Since opening their doors in October, the Sondermanns and Michelle say that business has been brisk – so much so that scheduling an interview with the Sondermanns proved difficult because of their commitment to working at the restaurant. Their Facebook page has nearly 700 followers and some 40 recommendations.

“And we haven’t even started advertising for travelers yet. Our customers are mostly locals,” Rowan said, adding that she and the Sondermanns plan to have billboard advertising along Interstate 80 by the summer.

There is always something to do, Kelli adds. It helps that her husband has three days off of work at the mine per week, time he can and does dedicate to the restaurant.

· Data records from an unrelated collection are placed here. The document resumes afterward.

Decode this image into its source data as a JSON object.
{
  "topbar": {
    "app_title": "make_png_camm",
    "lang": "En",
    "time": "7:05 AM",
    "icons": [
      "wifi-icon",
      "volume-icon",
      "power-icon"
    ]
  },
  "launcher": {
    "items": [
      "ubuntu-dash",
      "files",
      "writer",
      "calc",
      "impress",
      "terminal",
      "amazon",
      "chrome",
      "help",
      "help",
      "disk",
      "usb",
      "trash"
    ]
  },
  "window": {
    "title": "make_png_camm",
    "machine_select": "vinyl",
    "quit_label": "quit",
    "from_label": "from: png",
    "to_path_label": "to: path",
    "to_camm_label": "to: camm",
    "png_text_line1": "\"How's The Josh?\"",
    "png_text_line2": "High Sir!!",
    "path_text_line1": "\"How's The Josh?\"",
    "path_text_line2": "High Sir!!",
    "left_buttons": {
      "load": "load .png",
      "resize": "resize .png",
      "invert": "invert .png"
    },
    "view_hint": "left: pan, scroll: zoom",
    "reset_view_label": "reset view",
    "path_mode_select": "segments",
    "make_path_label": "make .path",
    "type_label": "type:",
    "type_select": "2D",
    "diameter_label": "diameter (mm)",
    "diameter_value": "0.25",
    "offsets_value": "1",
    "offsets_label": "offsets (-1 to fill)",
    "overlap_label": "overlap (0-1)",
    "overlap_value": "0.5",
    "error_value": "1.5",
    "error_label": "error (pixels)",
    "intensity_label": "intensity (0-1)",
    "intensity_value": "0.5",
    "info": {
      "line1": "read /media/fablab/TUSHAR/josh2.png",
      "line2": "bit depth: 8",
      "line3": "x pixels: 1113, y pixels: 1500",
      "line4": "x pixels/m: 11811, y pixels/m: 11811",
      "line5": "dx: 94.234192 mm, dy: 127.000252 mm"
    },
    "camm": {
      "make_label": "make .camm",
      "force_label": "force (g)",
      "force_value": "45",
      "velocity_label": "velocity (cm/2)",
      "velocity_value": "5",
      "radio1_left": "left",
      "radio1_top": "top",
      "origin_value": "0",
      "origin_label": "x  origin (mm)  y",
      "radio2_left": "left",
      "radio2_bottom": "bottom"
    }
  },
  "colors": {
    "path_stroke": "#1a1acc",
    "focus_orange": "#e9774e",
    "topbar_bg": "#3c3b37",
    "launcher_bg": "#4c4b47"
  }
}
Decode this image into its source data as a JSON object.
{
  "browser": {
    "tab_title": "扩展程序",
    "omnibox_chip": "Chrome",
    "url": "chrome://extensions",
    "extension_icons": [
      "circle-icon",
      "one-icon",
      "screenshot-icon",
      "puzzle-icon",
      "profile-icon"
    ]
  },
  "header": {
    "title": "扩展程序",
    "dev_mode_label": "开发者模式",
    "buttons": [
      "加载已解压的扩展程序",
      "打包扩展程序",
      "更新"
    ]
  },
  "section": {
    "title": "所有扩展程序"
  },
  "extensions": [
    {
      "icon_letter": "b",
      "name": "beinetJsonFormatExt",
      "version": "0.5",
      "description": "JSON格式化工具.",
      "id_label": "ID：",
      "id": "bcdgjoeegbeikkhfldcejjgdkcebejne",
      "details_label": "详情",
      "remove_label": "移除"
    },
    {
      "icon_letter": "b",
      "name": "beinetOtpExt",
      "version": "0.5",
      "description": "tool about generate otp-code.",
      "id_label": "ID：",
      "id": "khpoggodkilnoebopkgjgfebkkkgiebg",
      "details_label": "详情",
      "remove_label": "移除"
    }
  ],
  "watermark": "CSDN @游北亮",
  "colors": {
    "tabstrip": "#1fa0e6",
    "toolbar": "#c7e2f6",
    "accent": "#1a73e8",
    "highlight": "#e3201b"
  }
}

“A refrigerator recently broke down, a toilet backed up …” she rattles off the various tasks she, her husband and mother must tend to. “We still have posters and signs to put up, and there’s always weekend entertainment, like live music, to coordinate.”

At the same time, the Sondermanns and Rowan are proud that they have hired good staff. The OverTime Bar & Grill employs 15 people, including two bartenders and five servers, as well as prep cooks and dishwashers.

“We’ve only been open for six months, and we’re still meeting new customers,” she said. “Although we’ve never owned a business, I’d still say this is a good sign.”